Many books referred to below can be found in the Georgia Room collection at the Augusta State University library, at the Augusta-Richmond Country Library or in the regional section of local bookstores.
OCTAVIA WALTON LE VERT
This granddaughter of Declaration of Independence signer George Walton is profiled in the fascinating and readable biography Madame Le Vert by Atlanta writer Frances Gibson Satterfield.
Mrs. Le Vert was born Aug. 11, 1811, in Augusta.
She spoke five languages so fluently that she conversed with Pope Pius IX in Italian and the Marquis de Lafayette in French.
When her father was territorial governor of Florida, according to her obituary, "she was invited, while yet a girl, to select a name for the future capital of Florida and chose the musical Seminole word Tallahassee."
Much of her fame as an adult came from Souvenirs of Travel, a book of observations that she published after an extensive trip to Europe. It made her internationally known. She also was a contributor to periodicals in America and England for several years.
Her life wasn't a bed of roses. 1849 saw the deaths of her brother Robert, 36, her daughter Sally, 8, and her daughter Claudia, 10.
During the Civil War years, her mother died in 1861, her father in 1863 and her husband in 1864. The people of Mobile, Ala., where she was living at the time, resented her prewar friendship with Northerners and Union Army officers and labeled her a traitor.
She lost all her wealth and eventually returned to Augusta with a single daughter to live with an aunt. She died March 12, 1877, and was buried in Walker Cemetery on the edge of what is now the Augusta State University campus.
RUBY LORRAINE RADFORD
When this native Augustan died July 19, 1971, at age 79 in her home at 1422 Johns Road, her literary output included more than 50 books of juvenile mysteries, adventures and biographies and several hundred short stories, magazine serials and plays.

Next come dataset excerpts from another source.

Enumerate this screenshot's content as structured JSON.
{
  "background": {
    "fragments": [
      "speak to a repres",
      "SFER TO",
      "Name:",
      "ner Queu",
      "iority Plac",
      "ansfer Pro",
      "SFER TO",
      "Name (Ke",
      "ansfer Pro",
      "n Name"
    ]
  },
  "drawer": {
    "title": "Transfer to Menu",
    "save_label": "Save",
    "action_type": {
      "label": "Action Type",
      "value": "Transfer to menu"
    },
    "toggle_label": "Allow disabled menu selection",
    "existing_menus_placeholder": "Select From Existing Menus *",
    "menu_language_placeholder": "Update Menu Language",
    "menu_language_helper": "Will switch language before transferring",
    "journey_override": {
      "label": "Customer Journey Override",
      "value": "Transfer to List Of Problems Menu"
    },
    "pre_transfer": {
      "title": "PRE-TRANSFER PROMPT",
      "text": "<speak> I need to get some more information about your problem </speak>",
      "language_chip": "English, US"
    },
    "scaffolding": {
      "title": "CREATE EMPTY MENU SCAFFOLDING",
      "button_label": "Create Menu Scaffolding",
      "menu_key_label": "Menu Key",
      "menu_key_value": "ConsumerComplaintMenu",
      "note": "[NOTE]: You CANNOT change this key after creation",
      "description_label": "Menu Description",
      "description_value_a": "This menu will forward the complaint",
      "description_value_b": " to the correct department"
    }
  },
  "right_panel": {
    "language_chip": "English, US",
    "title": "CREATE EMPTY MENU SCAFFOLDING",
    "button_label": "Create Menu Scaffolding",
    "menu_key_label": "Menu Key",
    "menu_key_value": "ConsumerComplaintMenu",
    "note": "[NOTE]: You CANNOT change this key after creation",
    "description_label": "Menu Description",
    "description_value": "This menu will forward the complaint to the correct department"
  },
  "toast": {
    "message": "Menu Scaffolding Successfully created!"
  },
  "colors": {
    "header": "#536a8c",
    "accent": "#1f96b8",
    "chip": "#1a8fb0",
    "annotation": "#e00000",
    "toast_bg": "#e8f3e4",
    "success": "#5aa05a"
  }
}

Her first book, The Mystery of The White Knight, was published in 1927 under the pseudonym Marcia Ford. She was named Author of the Year by the Dixie Council of Authors and Journalists in 1969.
In January 1928, she co-founded the Augusta Authors Club with Constance Lewis and Dr. Lawton Evans. She became the group's first secretary, with Dr. Evans becoming its first president.
She once wrote of the occasion, noting: "At that time, Dr. Evans had several books in print, I had had one published and another scheduled for that year, while Constance's poetry still waited for printer's ink. ... There has been a rare spirit of fellowship and encouragement in this club with no professional jealousy. Everyone truly rejoices with others when they make the grade by getting a piece of work in print."
JEAN DeWITT FITZ
This Oak Park, Ill., native began writing fiction in 1945 after moving to Augusta with her husband, photographer Morgan Fitz.
She earlier had been an English teacher and bookstore manager and, during World War II, had been associate editor of R.N., a professional magazine for nurses.
Her articles and short stories appeared in such national magazines as Mademoiselle, Readers' Digest, Redbook and Family Circle. Her several books included The Graven Image, The Viper's Bite and The Devon Maze.
She funded a group called The Six to provide support and advice to Augusta's writers.
After her death at 70 on Nov. 11, 1982, the Jean DeWitt Fitz Memorial Fund was created by the Augusta Authors Club to provide financial assistance (prizes, scholarships and awards) for the annual Sand Hills Writer's Conference at Augusta State University.